When Sadie, a 14-month-old German Shepherd mix, was dropped off at the Donald Reese Animal Shelter, her owners said she was difficult to train and they could do nothing with her.Sadie, however, proved to be friendly and intelligent with a willingness to learn, so the Otsego County animal shelter staff and the Lions Club of Gaylord teamed up to take Sadie down to Leader Dogs for the Blind. Leader Dog, located in Rochester, trains dogs for the blind and visually impaired.

After arriving in Rochestser earlier this week, Sadie passed an initial behavior test meant to weed out dogs unsuitable for the program.“I think the message to be learned is that there are a lot of animals out there that have a lot of potential and just need the right person to bring it out. Many dogs seem difficult to handle, but that does not mean they are not trainable,” said Otsego County Animal Control Director Angel Oppermann.

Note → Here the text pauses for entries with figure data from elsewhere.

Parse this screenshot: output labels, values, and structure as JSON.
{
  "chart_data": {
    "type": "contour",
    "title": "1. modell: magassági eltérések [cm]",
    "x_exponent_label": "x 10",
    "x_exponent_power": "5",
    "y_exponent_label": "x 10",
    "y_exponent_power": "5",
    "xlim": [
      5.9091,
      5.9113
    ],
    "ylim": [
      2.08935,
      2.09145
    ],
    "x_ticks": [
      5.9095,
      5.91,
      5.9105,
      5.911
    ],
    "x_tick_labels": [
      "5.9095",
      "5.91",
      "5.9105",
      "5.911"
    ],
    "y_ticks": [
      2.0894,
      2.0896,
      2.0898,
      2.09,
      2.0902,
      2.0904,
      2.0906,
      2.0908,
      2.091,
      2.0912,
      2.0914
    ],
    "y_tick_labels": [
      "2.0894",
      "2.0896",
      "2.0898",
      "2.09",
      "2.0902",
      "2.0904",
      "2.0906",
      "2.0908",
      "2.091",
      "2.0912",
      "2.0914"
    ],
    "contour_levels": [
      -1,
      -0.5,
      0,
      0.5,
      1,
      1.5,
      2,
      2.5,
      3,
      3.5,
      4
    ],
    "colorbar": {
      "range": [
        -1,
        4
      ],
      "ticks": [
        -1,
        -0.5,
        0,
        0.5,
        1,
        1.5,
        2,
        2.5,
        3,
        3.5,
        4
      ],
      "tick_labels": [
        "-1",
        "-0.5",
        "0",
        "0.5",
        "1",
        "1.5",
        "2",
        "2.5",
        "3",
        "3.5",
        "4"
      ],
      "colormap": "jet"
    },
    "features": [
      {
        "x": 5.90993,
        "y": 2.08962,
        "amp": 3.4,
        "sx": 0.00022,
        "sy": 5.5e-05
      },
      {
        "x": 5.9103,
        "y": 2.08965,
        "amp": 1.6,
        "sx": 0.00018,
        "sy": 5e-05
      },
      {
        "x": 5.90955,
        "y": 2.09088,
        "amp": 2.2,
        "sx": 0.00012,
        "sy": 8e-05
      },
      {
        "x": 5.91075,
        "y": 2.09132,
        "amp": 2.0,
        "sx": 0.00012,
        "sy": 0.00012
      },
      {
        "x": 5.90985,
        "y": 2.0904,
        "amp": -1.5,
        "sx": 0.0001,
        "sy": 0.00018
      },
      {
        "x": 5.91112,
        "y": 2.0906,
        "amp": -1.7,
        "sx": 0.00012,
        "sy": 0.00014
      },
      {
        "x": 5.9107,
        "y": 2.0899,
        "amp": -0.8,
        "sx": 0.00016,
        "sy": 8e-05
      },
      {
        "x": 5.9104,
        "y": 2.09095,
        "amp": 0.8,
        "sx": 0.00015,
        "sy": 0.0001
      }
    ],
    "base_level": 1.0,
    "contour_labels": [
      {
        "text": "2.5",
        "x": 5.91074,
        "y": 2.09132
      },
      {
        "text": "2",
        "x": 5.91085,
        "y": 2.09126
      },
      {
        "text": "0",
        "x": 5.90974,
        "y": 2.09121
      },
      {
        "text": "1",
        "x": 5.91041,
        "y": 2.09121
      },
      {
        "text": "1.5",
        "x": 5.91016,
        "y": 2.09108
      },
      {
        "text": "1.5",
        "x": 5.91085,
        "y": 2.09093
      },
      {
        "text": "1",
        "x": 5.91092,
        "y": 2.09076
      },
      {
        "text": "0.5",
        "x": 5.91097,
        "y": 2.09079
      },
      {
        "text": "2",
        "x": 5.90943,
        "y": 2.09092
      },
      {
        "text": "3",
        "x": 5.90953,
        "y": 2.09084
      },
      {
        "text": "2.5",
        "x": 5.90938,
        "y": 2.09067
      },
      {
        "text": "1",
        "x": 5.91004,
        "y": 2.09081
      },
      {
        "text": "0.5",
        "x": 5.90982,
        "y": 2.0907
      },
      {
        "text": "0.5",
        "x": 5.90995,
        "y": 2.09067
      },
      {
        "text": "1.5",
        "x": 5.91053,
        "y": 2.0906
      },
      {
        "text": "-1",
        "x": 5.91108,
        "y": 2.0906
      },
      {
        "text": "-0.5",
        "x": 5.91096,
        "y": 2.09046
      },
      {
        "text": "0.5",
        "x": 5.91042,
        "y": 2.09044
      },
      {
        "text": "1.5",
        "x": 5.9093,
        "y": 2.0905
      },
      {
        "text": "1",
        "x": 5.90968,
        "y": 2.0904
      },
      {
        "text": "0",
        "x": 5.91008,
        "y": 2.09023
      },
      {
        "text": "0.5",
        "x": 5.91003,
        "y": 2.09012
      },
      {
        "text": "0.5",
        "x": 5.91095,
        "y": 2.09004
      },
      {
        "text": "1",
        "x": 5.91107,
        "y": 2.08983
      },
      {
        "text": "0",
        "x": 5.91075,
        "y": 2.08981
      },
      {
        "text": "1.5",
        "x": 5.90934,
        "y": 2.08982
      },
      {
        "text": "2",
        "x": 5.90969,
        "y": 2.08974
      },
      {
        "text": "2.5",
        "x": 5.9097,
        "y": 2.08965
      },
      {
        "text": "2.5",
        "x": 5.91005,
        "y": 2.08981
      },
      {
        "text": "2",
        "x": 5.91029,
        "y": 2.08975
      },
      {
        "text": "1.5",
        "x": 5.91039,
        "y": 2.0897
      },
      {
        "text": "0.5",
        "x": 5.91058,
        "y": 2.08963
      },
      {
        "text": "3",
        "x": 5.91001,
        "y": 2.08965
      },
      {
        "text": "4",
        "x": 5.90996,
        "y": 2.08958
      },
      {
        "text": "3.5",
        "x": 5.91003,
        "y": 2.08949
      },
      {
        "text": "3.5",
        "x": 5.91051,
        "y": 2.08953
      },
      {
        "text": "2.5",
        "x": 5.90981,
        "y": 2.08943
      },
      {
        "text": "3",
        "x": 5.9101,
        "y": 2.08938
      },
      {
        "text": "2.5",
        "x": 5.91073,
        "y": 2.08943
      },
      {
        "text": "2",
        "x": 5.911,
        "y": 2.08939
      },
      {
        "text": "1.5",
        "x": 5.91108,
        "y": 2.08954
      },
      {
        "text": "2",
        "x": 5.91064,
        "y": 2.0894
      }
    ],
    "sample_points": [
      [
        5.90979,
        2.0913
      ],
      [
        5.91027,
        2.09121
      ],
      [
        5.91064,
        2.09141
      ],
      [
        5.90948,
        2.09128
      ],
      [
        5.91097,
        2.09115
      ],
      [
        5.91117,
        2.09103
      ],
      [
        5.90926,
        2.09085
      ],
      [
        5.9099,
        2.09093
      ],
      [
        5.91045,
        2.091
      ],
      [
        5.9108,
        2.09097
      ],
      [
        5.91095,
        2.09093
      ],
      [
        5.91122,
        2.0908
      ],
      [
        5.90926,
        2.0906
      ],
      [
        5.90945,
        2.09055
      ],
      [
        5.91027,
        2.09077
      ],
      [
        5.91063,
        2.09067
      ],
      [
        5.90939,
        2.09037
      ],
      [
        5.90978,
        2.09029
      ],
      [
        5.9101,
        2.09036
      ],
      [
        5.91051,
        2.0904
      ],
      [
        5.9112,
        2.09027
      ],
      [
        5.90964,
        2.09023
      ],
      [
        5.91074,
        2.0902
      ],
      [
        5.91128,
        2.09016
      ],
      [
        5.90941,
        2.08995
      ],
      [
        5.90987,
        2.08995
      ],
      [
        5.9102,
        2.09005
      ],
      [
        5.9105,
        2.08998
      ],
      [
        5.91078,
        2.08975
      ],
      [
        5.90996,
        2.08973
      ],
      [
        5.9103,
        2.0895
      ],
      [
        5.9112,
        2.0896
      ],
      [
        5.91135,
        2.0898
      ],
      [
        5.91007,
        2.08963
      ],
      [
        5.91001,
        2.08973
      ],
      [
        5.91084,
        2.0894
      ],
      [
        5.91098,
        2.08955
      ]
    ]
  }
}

She said the Lions have several volunteers who drive dogs to Rochester for testing.According to Leader Dogs kennel manager Steve Solwold, the behavior test — part of graduating about 275 dogs annually — is meant to ensure a dog is friendly, confident and “sound’ enough for the job. Tests of the dog’s behavior include walking the dogs along roadsides with 40-mph traffic, or walking up stairs toward a mirror and its own reflection, explained Solwold.While Sadie passed her first test, she has a few other hurdles before she would be able to guide a blind or visually impaired owner.

An extensive medical evaluation, which disqualifies many of the dogs, and a five-month training program lie ahead for Sadie, who now is one of about 200 dogs donated by the public each year, according to Solwold.“We have high hopes, even though a small number (of dogs) complete the intense training,” Solwold said, referring to Sadie’s chances of becoming a leader dog.He said the odds are against Sadie completing the program successfully, considering about one in 10 dogs donated from the street graduate. (According to the Leader Dog Web site, about 90 percent of the dogs graduated each year are bred by the organization, with the remaining coming by donation.)

Solwold explained that the screening process has to take into account many behaviors non-blind owners may not need to address as the dog provides a lot of visual behavioral clues. He noted many “good” dogs will fail because the scrutiny must by high to produce quality leader dogs who are able to meet needs of the visually impaired.Even if Sadie does not complete the program, Leader Dogs ensures the donated pets will be found an adoptable home.